Kat Potgieter asked the Managing Director of Think Ahead Education Solutions, Michelle Lissoos, how she became aware of the need to compile The Primary Education App Guide, followed by The Secondary School Education App Guide. Think Ahead Education Solutions is the educational arm of the Core Group (South Africa’s distributor of Apple products).

Michelle explains that the inclusion of iPads in classrooms sparked an explosion of new educational opportunities. The benefits of using iPads as teaching and learning tools are manifold. These range from greater motivation, engagement and independence, to improvements in numeracy, literacy and conceptual understanding, and include special needs learning.

Also, if one were to consider that 20 000 of the more of less 500 000 available apps in the App Store are educational in nature, it becomes clear that the “need existed to take the South African curriculum and the wealth of available apps and to match the two resources”. Michelle says that the guides serve to open up resources for parent and teacher alike, and offers support for both parties. “With the specific selection of apps, the guides also strive to increase the relevance of the apps for a South African audience and a South African curriculum”, says Michelle.

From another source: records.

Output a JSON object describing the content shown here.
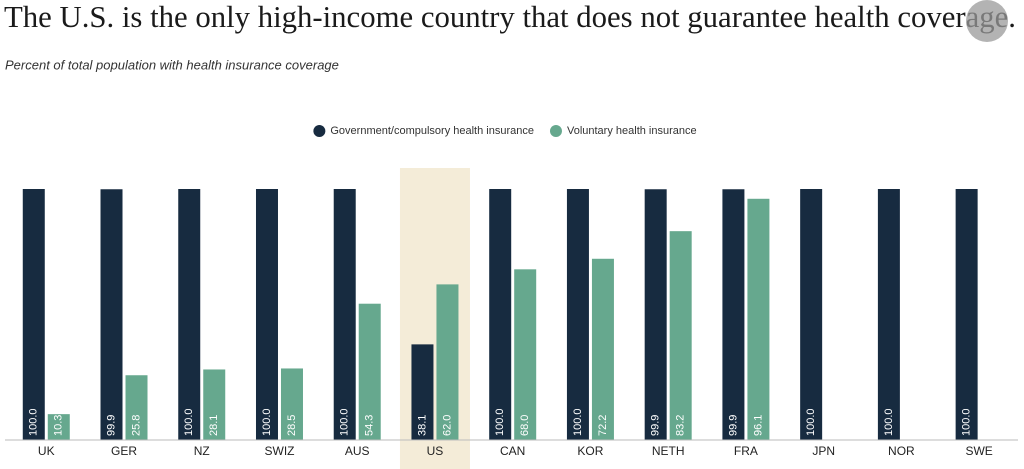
{
  "chart_data": {
    "type": "bar",
    "title": "The U.S. is the only high-income country that does not guarantee health coverage.",
    "subtitle": "Percent of total population with health insurance coverage",
    "categories": [
      "UK",
      "GER",
      "NZ",
      "SWIZ",
      "AUS",
      "US",
      "CAN",
      "KOR",
      "NETH",
      "FRA",
      "JPN",
      "NOR",
      "SWE"
    ],
    "series": [
      {
        "name": "Government/compulsory health insurance",
        "color": "#172b40",
        "values": [
          100,
          99.9,
          100,
          100,
          100,
          38.1,
          100,
          100,
          99.9,
          99.9,
          100,
          100,
          100
        ],
        "value_labels": [
          "100.0",
          "99.9",
          "100.0",
          "100.0",
          "100.0",
          "38.1",
          "100.0",
          "100.0",
          "99.9",
          "99.9",
          "100.0",
          "100.0",
          "100.0"
        ]
      },
      {
        "name": "Voluntary health insurance",
        "color": "#66a88e",
        "values": [
          10.3,
          25.8,
          28.1,
          28.5,
          54.3,
          62.0,
          68.0,
          72.2,
          83.2,
          96.1,
          null,
          null,
          null
        ],
        "value_labels": [
          "10.3",
          "25.8",
          "28.1",
          "28.5",
          "54.3",
          "62.0",
          "68.0",
          "72.2",
          "83.2",
          "96.1",
          null,
          null,
          null
        ]
      }
    ],
    "ylim": [
      0,
      100
    ],
    "highlight": {
      "category": "US",
      "color": "#f4ecd8"
    },
    "legend": "top"
  }
}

All selected apps are chosen on the grounds of accuracy, quality and relevance, Michelle assures, adding that apps should be responsible in the sense that they are subject specific and appropriate. “Apps are meant to add value to the learning process, and are not meant to substitute [any part of it] says Michelle. They “are meant to engage and motivate”, and technology for technology’s sake is simply out of the question, according to Michelle.

Keeping the disparity between the requirements for the National Senior Certificate and the Independent Examinations Board in mind, Michelle explains that the apps are based on delivery of learning outcomes that are indexed very clearly. Selected apps stem from the crossover between the learning outcomes of different curricula.

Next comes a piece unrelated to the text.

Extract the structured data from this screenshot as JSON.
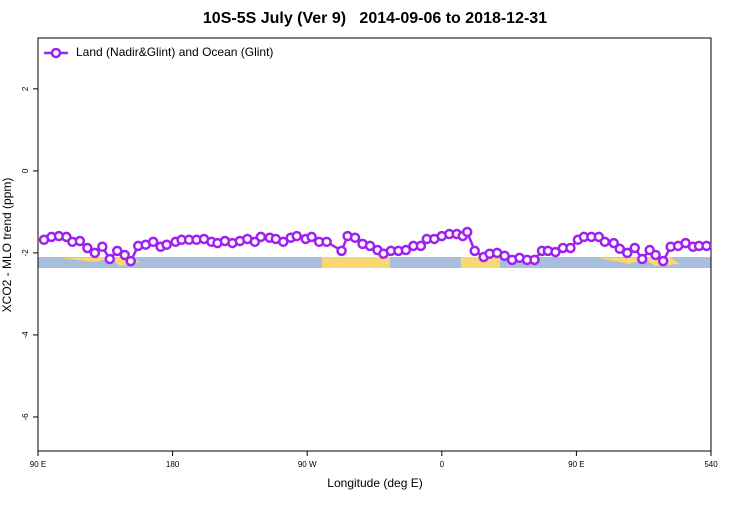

The guides are (ironically) in printed form, and are meant to help parents and teachers “to leapfrog into the digital age”. Even so, making these guides available in digital format is in the pipeline for Think Ahead. Even though most of the apps were sourced from the App Store, Michelle says that Think Ahead encourages the development of South African-written apps. An example of this is the ‘Design-an-app’ category of their Apple in Education Competition. In this category learners are encouraged to design apps with an educational focus.

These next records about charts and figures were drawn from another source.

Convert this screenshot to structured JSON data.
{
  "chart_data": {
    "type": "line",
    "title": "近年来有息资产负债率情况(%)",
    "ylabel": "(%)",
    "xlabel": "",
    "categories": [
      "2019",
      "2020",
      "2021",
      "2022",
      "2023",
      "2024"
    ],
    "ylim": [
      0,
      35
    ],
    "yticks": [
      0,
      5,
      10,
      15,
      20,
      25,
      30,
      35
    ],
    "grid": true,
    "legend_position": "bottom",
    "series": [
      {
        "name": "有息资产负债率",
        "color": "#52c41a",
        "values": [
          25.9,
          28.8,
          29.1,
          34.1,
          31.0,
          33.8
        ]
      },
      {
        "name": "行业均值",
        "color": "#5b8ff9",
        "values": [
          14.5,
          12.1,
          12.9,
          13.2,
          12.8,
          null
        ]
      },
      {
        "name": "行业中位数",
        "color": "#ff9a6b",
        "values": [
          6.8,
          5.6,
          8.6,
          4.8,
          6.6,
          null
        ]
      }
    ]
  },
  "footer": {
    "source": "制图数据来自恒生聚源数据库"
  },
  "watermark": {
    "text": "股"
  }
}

For many, the inclusion of technology into the classroom represents major change to traditional methods of and approaches to teaching in South Africa. Even though such change might be resisted or questioned by some, Michelle believes that it should be embraced by all: “Right now, how we work and how we live, technology has to become a part in how we learn”. With regard to teachers’ attitude towards using technology in teaching, Michelle reassures; “teachers should not be mystified by technology and not be in awe of it”. Instead, she says, “teachers should see it as a tool” and “should see it as a means to empower them”.

Responding to whether she sees a future devoid of chalk and paper, Michelle says “the teacher’s role will always be important”. However, she is of the opinion that “the roles between teacher and learner, teacher and content, [as well as] teacher/learner and the spatial classroom, are [indeed] changing.” She points out that “the need for mobility, integration and flexibility is becoming expected and that “there should not be a distinction between the tool [aiding learning] and learning”.”

Michelle feels strongly about the adoption of technology as a means to enrich the teaching and learning environment. In fact, she says the question to ask should be that of ‘how’, not ‘if’ technology should be integrated into learning environments.